Mack Male, who blogs about media in Edmonton, said the Journal remains Alberta’s newspaper of record only “in the absence of anything else. It’s certainly not what it was.” What’s left? Just one legislative reporter and columnist. More “prurient” coverage of the courts, in the words of ex-staffer Karen Unland. Sloppy editing and poor grammar, according to Brian Gorman, who teaches journalism at MacEwan University. Gorman placed summer students at the Journal in 2016 who reported back that “morale was low and nobody had any time for them.”
The Journal no longer does sponsorships or aids local charities, Goodhand told me, which “might have saved head office some money, but the Journal lost face in the business community.” And there was, of course, the infamous edict that all Postmedia titles endorse Stephen Harper in the 2015 election, which came on the heels of Godfrey, in the words of Goodhand, “assuring the public that all the papers… would retain their editorial independence and integrity.”
Postmedia has said it won’t close the Herald or Journal—but it said it wasn’t going to merge its newsrooms either. “At every step they’ve gone and done what we didn’t think was possible,” said Male. Gorman said the fact that none of its four Alberta dailies are unionized makes it easier for Postmedia to try to find the “bone,” as Godfrey would have it, because “they don’t have to negotiate… I think the best thing for Canadian newspapers is if Postmedia would just die, and these things (its daily newspapers) would come up for grabs.” Or as Unland told me, “It doesn’t have to be normal, this chain ownership. I mean, the economies of scale made sense until they didn’t. It’s not a bad idea that local journalistic outputs should be locally owned.”

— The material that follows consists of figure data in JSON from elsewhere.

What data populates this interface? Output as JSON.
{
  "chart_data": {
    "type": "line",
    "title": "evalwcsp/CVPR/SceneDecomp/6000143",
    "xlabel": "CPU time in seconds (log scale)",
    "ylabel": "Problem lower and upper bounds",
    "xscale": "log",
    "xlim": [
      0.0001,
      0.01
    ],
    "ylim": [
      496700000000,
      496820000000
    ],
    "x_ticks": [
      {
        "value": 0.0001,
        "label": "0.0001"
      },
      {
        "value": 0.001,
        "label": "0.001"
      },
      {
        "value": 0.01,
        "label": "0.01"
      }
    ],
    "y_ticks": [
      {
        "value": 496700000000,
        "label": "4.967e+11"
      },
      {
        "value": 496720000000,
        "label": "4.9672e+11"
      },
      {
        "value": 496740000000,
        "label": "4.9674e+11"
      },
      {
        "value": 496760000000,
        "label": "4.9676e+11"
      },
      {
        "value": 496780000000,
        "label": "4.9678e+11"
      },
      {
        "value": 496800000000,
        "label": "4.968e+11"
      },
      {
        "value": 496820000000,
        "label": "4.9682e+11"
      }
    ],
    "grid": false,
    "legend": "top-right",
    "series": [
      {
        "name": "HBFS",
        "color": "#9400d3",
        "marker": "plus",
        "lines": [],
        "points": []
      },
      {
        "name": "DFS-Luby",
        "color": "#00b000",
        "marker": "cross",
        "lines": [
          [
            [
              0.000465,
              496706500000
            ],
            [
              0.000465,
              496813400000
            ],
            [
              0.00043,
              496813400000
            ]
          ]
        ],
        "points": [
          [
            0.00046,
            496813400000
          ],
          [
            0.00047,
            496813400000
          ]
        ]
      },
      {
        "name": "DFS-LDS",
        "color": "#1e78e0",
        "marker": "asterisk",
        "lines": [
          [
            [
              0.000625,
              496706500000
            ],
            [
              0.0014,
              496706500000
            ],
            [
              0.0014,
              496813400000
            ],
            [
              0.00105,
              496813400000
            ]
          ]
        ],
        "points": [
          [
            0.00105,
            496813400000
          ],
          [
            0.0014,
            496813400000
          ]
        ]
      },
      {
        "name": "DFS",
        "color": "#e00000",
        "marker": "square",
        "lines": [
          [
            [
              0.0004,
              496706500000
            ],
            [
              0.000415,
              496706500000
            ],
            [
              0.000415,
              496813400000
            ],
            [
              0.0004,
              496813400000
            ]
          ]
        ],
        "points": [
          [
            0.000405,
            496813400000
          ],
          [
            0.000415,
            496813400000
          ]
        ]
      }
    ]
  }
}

Steward told me, “To be honest, I don’t see how the newspapers in Alberta can recover.” Edmonton’s two main papers “are in tremendously awful shape,” said Goodhand. “I don’t know what will emerge in Alberta when Postmedia finally goes under.”
The current majority shareholder of Postmedia—and thus the real owner of the Calgary Herald and the Edmonton Journal—is GoldenTree Asset Management, a US hedge fund.
A sliver of hope is that readers have lost their trust in newspaper owners rather than in newspaper journalism itself.
Ian Gill is a Vancouver-based critic and the author of No News Is Bad News: Canada’s Media Collapse—and What Comes Next (Greystone, 2016).